I felt a searing heat enveloping my body; the water was boiling due to the sudden release of energy. I tried to swim to the surface, but a sharp pain ran through every pore. The water was filling me, but it was no ordinary water; it was ancestral mana distilled over centuries. I realized this lake was not a geographical accident, but the byproduct of divine decomposition. I needed to move; I felt my mana channels swelling from the energy's osmotic pressure. My clothes were so tight I felt my skin was going to burst.
With a superhuman effort, I managed to reach the surface. The air smelled of smoke and ozone. The explosion had taken care of all the nearby guardians. The giant was collapsed; only his head protruded above the level of the boiling water. I had to submerge again, this time by my own will, to reach the chest cavity.
I climbed up his ribs and reached the hollow of his sternum, where the water came up to my waist. I jumped directly into the chest cavity, the sanctuary where the Essence of the Transcendent resided. I broke the last fibrous wall with the pommel of my broken sword; it felt like breaking sacred glass. A dense, viscous, and glowing liquid like lava began to flow. It was purified mana, the blood of a god. Without hesitation, I dipped my hands in it and drank.
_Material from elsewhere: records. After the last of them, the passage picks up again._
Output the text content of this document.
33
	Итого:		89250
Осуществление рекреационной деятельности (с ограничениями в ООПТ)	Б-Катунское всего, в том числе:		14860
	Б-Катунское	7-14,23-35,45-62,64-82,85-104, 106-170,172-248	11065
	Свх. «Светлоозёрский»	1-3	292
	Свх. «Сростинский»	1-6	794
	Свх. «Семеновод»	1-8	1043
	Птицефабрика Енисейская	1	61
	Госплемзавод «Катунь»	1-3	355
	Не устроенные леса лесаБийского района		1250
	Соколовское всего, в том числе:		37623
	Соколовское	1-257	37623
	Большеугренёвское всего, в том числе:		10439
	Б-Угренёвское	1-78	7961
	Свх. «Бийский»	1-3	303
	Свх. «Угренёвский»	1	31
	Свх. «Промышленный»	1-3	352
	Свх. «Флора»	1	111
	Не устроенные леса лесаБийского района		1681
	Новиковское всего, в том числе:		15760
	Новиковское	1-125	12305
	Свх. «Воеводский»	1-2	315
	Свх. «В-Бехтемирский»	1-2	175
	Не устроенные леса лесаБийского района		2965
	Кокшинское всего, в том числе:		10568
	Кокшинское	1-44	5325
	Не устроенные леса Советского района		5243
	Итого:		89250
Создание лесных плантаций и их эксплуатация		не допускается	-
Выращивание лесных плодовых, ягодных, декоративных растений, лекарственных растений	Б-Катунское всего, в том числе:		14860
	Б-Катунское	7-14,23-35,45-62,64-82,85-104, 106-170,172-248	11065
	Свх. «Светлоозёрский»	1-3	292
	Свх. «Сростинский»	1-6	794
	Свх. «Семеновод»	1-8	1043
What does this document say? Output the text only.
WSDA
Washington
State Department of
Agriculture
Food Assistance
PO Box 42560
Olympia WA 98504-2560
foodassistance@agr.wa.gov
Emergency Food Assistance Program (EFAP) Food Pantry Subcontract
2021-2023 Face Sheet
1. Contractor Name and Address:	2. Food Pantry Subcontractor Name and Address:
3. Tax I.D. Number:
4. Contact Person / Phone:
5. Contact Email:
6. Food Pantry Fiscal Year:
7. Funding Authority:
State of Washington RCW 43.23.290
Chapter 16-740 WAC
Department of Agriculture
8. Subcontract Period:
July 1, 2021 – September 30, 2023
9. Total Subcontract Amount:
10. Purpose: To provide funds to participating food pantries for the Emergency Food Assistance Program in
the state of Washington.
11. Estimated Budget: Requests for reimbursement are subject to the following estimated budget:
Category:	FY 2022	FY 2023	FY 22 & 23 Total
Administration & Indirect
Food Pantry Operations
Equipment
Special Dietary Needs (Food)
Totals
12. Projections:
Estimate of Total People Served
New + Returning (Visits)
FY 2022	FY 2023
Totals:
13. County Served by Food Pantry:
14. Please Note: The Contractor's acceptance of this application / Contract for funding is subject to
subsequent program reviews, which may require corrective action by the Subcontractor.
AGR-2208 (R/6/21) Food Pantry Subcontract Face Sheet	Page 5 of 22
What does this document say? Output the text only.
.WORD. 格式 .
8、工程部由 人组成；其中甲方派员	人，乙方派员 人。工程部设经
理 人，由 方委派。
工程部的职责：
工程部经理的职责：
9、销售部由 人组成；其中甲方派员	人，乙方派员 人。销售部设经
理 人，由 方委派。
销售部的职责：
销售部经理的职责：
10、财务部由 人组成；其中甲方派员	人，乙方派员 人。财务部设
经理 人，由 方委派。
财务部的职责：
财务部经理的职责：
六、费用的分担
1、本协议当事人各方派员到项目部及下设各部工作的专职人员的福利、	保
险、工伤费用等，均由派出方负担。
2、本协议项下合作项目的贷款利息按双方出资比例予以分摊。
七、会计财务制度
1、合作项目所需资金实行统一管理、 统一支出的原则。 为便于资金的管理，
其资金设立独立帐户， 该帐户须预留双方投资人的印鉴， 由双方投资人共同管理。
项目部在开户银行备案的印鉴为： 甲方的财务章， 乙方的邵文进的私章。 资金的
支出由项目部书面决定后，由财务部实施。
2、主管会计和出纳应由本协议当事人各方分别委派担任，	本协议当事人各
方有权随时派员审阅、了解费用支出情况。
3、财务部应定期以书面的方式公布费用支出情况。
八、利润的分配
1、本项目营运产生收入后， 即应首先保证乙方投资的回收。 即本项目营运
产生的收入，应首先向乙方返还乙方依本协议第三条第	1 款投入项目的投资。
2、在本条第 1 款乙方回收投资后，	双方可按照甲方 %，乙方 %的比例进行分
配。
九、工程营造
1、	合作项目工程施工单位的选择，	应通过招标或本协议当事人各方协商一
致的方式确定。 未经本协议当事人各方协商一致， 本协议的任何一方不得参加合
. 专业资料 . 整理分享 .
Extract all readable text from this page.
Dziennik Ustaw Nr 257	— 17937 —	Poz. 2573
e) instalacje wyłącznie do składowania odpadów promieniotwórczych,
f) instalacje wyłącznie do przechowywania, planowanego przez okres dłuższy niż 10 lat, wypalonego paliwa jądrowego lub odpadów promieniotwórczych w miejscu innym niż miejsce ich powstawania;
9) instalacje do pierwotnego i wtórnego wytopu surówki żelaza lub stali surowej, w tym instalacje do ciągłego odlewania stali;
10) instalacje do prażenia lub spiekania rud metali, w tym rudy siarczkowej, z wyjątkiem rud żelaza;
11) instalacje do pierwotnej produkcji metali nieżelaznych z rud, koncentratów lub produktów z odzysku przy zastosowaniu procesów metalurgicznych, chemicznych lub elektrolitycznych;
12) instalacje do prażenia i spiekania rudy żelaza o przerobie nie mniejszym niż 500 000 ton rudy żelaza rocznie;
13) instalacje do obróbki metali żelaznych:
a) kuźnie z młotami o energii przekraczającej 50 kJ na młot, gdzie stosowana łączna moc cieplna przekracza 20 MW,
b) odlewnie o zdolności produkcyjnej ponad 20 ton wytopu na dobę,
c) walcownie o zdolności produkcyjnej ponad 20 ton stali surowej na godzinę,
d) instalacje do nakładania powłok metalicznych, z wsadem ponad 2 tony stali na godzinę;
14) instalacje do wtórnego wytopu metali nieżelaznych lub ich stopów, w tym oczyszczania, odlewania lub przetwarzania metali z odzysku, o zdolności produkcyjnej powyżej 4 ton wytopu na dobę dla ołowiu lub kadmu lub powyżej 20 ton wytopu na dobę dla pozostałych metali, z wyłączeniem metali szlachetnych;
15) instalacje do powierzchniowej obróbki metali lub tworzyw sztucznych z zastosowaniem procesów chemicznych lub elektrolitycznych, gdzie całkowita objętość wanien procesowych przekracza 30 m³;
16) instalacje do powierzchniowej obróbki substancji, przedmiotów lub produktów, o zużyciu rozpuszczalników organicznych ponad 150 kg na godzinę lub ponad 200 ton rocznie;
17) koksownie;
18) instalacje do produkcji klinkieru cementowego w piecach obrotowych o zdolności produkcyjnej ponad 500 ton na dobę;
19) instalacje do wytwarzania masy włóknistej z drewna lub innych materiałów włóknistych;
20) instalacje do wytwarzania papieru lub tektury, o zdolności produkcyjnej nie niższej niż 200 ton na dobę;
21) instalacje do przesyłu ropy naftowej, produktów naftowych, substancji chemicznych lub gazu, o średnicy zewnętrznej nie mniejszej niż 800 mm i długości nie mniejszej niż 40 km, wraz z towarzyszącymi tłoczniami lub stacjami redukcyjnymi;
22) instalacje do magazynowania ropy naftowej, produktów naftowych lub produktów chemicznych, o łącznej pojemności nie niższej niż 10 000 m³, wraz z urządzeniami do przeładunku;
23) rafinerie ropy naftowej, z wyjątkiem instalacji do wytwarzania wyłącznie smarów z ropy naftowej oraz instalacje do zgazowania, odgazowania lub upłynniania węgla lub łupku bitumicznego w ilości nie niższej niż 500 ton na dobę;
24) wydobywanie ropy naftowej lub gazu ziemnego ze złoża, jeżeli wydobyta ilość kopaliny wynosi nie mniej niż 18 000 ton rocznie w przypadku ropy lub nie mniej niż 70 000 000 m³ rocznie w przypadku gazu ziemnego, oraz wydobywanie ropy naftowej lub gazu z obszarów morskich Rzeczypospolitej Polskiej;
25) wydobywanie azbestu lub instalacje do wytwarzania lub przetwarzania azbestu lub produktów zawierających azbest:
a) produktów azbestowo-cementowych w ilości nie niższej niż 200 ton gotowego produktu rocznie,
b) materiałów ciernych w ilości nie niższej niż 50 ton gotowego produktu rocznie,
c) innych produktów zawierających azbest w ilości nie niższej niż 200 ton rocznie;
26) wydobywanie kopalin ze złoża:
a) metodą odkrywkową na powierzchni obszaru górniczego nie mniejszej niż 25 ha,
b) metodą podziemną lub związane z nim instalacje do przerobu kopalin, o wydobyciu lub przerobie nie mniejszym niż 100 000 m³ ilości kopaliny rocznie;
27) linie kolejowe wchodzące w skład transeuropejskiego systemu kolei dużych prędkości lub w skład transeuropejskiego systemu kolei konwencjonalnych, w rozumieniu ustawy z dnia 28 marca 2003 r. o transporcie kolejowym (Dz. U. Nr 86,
The pain was indescribable. It was like swallowing a living star. The giant’s ignited mana, of the Fire/Earth attribute, clashed violently with my internal nature. It is a terrible idea to remember now that my original affinity is of the Water attribute.
The Cursed Chains shone with a blinding white light, trying to contain the pressure of the assimilated essence, but the flow was too vast. I felt the mana pathways of my body cracking. My affinity, blocked by the Goddess, began to force its way out through my pores, mixing with my own blood in a dance of steam and agony. The chains resisted, absorbing massive amounts of energy to keep from breaking, becoming incandescent against my skin.
Just a bit more... a bit more and I’ll be able to use this object at will. But the essence is running out. How great is the absorption capacity of these damned chains?!
With no other choice to cool my core, I threw myself back into the depths of the lake. I sank into the purple water, letting the absolute cold of the bottom extinguish the fire consuming my skin. Unlike before, now the water felt icy, almost comforting. There, in the total darkness of the bottom, surrounded by the remains of a god and the ashes of a plague, I felt my body transforming at a molecular level. William, the arrogant villain of the Academy, no longer existed. Filian was being born in the agony of rebirth.
Before my senses shut down from the shock of the assimilated mana, I saw a small parchment cylinder I had previously prepared with a float spell—my "insurance policy" in case I didn't survive—escape my weakened fingers.
I watched it rise slowly toward the diffused light of the surface, carrying with it the final lie of the festival that could have been my life: "The water is delicious, Charlotte. I feel that I have finally taken a great weight off my shoulders...".
I sank toward the bottom, letting the silence reclaim me as I took the first step to take control of my destiny again. The first DLC was over, and the prize was my own resurrection in a sea of purple pain.